Yellow Card.jpgIf any case qualifies as an old chestnut, it would be Mapp v. Ohio, the landmark case that provided that evidence gathered in violation of a suspect’s Fourth Amendment rights should be excluded from use at trial. Restricting the use of illegally-gathered evidence is the punishment for the illegal conduct. If there’s a case that high schoolers might read about in a civics or government class, this is it. Mapp is hardly cutting edge law in Georgia. Or is it?

There are two cases in the Georgia Supreme Court right now that test out the boundaries of the exclusionary rule. One case might expand its reach, and another might limit it. Both of these cases are fascinating and will have far-reaching implications for Georgia lawyers in the future.

  • State v. Hulon Thackston – The Supreme Court granted certiorari to ask the following question: Does the exclusionary rule apply in probation revocation hearings as a matter of Federal or State Constitutional law? Assuming that this question is answered in the affirmative, there are inquiries in the cert. order. The other interesting questions is whether the doctrine of collateral estoppel applies when a trial court grants a motion to suppress in a new substantive case and later seeks to introduce the evidence in a probation hearing were the revocation petition arose out of the same facts and circumstances. In the Court of Appeals, the Court assumed that the exclusionary rule does apply and found that the doctrine of collateral estoppel does apply in such a factual scenario. The Georgia Association of Criminal Defense Lawyers is filing an amicus brief in this case.
  • State v. Aron Mussman – The Supreme Court granted certiorari in this case (PDF) to determine, in part, what the proper remedy is where the State fails to preserve physical evidence containing biological material which is relevant to determining the identity of the actual perpetrator. The case involves a charge of vehicular homicide, where the State released a totalled car to the defendant, who was in a car that was wrecked and where the vehicle’s other occupant was killed. Police concluded that the defendant was the driver but did not charge him until after they released the car and it was unavailable for testing by defense experts. A divided panel in the Georgia Court of Appeals determined that the State had failed to preserve the vehicle pursuant to a statute that requires the preservation of biological evidence. However, one of the three judges reasoned that the exclusionary rule should apply where this statute is violated. I was the amicus author for GACDL in the Court of Appeals and will be preparing one at the Georgia Supreme Court as well. So, I have a few thoughts on this subject.
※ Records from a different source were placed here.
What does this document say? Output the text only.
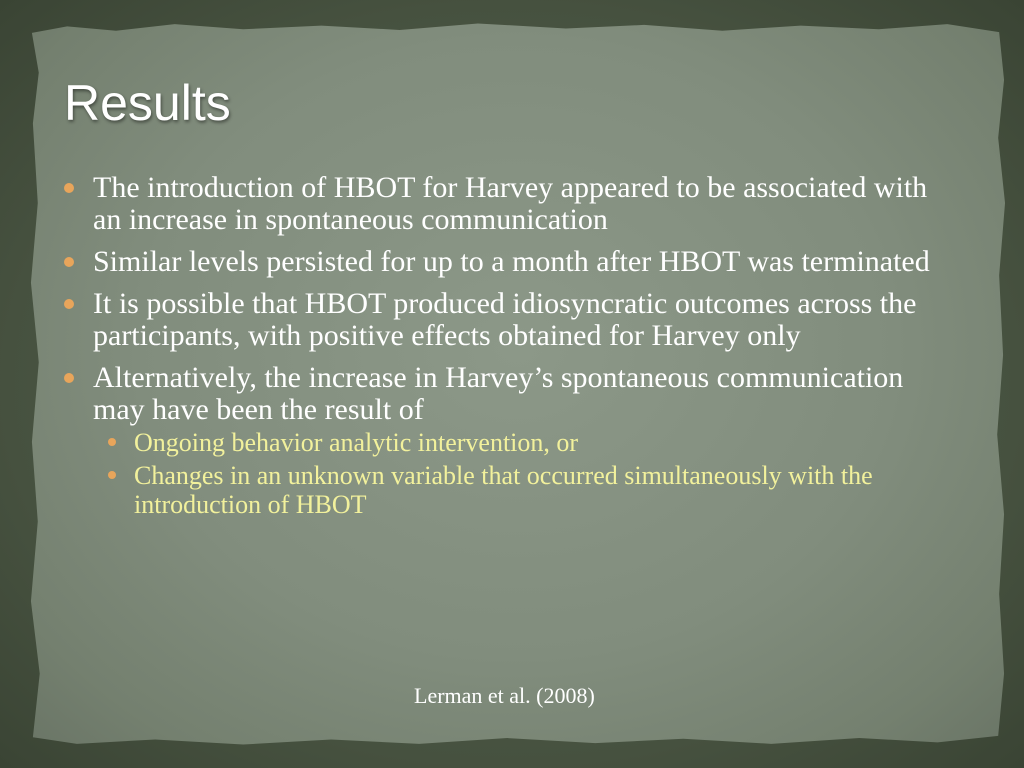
Results
The introduction of HBOT for Harvey appeared to be associated with an increase in spontaneous communication
Similar levels persisted for up to a month after HBOT was terminated
It is possible that HBOT produced idiosyncratic outcomes across the participants, with positive effects obtained for Harvey only
Alternatively, the increase in Harvey’s spontaneous communication may have been the result of
Ongoing behavior analytic intervention, or
Changes in an unknown variable that occurred simultaneously with the introduction of HBOT
Lerman et al. (2008)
One way or another, Georgia could be in for a big change.

Before I weigh in on this topic as a lawyer, I’d like to analogize this issue as a parent. All the books I read in my first year as a parent to the contrary, parenting is more an art than it is a science. And part of the art is determining when to punish for bad behavior and what the best punishment is. Punish too harsly or inappropriately, and you cause harm. Punish lightly, and your child might opt for the behavior with the punishment as just a cost of doing business.
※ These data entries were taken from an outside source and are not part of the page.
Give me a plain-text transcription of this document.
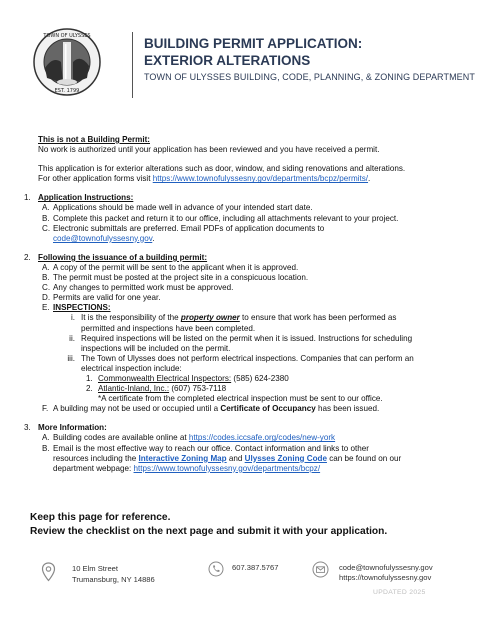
TOWN OF ULYSSES
EST. 1799
BUILDING PERMIT APPLICATION:
EXTERIOR ALTERATIONS
TOWN OF ULYSSES BUILDING, CODE, PLANNING, & ZONING DEPARTMENT

This is not a Building Permit:

No work is authorized until your application has been reviewed and you have received a permit.

This application is for exterior alterations such as door, window, and siding renovations and alterations.

For other application forms visit https://www.townofulyssesny.gov/departments/bcpz/permits/.

1. Application Instructions:
A. Applications should be made well in advance of your intended start date.
B. Complete this packet and return it to our office, including all attachments relevant to your project.
C. Electronic submittals are preferred. Email PDFs of application documents to
code@townofulyssesny.gov.
2. Following the issuance of a building permit:
A. A copy of the permit will be sent to the applicant when it is approved.
B. The permit must be posted at the project site in a conspicuous location.
C. Any changes to permitted work must be approved.
D. Permits are valid for one year.
E. INSPECTIONS:
i. It is the responsibility of the property owner to ensure that work has been performed as
permitted and inspections have been completed.
ii. Required inspections will be listed on the permit when it is issued. Instructions for scheduling
inspections will be included on the permit.
iii. The Town of Ulysses does not perform electrical inspections. Companies that can perform an
electrical inspection include:
1. Commonwealth Electrical Inspectors: (585) 624-2380
2. Atlantic-Inland, Inc.: (607) 753-7118
*A certificate from the completed electrical inspection must be sent to our office.
F. A building may not be used or occupied until a Certificate of Occupancy has been issued.
3. More Information:
A. Building codes are available online at https://codes.iccsafe.org/codes/new-york
B. Email is the most effective way to reach our office. Contact information and links to other
resources including the Interactive Zoning Map and Ulysses Zoning Code can be found on our
department webpage: https://www.townofulyssesny.gov/departments/bcpz/
Keep this page for reference.
Review the checklist on the next page and submit it with your application.
10 Elm Street
Trumansburg, NY 14886
607.387.5767	code@townofulyssesny.gov
https://townofulyssesny.gov
UPDATED 2025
The State has reached a pretty global solution for bad conduct with respect to the criminally accused. But how do we punish the wrongdoers when they are State actors engaged in investigating our clients?

If the police can enter a residence, search it, find incriminating evidence, and later use it in court, you can’t put them in time out. You can’t spank them. A fine for such conduct might simply become another “cost” of enforcing the law. The exclusionary rule is the best punishment for such conduct. 

What happens if the police are required to preserve biological evidence for later testing where there is fear that some court down the road might order that the evidence be retested and throw open the entire case? Flush the evidence? If you can toss the evidence and there is no consequence, then the statute is merely advisory. 

The hot issue when Mapp was decided was whether a Federal prosecutor, unable to use illegally seized evidence could simply cross the street and hand the file to a State prosecutor, who had a blank check to use it. For the majority in Mapp, such a scenario was unthinkable. How different, then, to imagine a prosecutor not being able to convict on an indictment against a suspect who is on probation but who can draft up a quick petition and use the exact same evidence in a ten-minute revocation hearing – even before the same court that granted the suppression motion in the new criminal case.

In Florida, the land that brought you depositions for criminal cases, the Supreme Court has held that the exclusionary rule applies to statutes that create rights for the accused where the legislature has chosen not to set forth another remedy. The 11th Circuit has held that, where Congress enumerates specific sanctions for violating a statutory right of the accused, those sanctions are exclusive of an exclusionary rule. The logical endpoint of such analysis is that, in the absence of such enumerated sanctions, it is proper for the exclusionary rule to apply.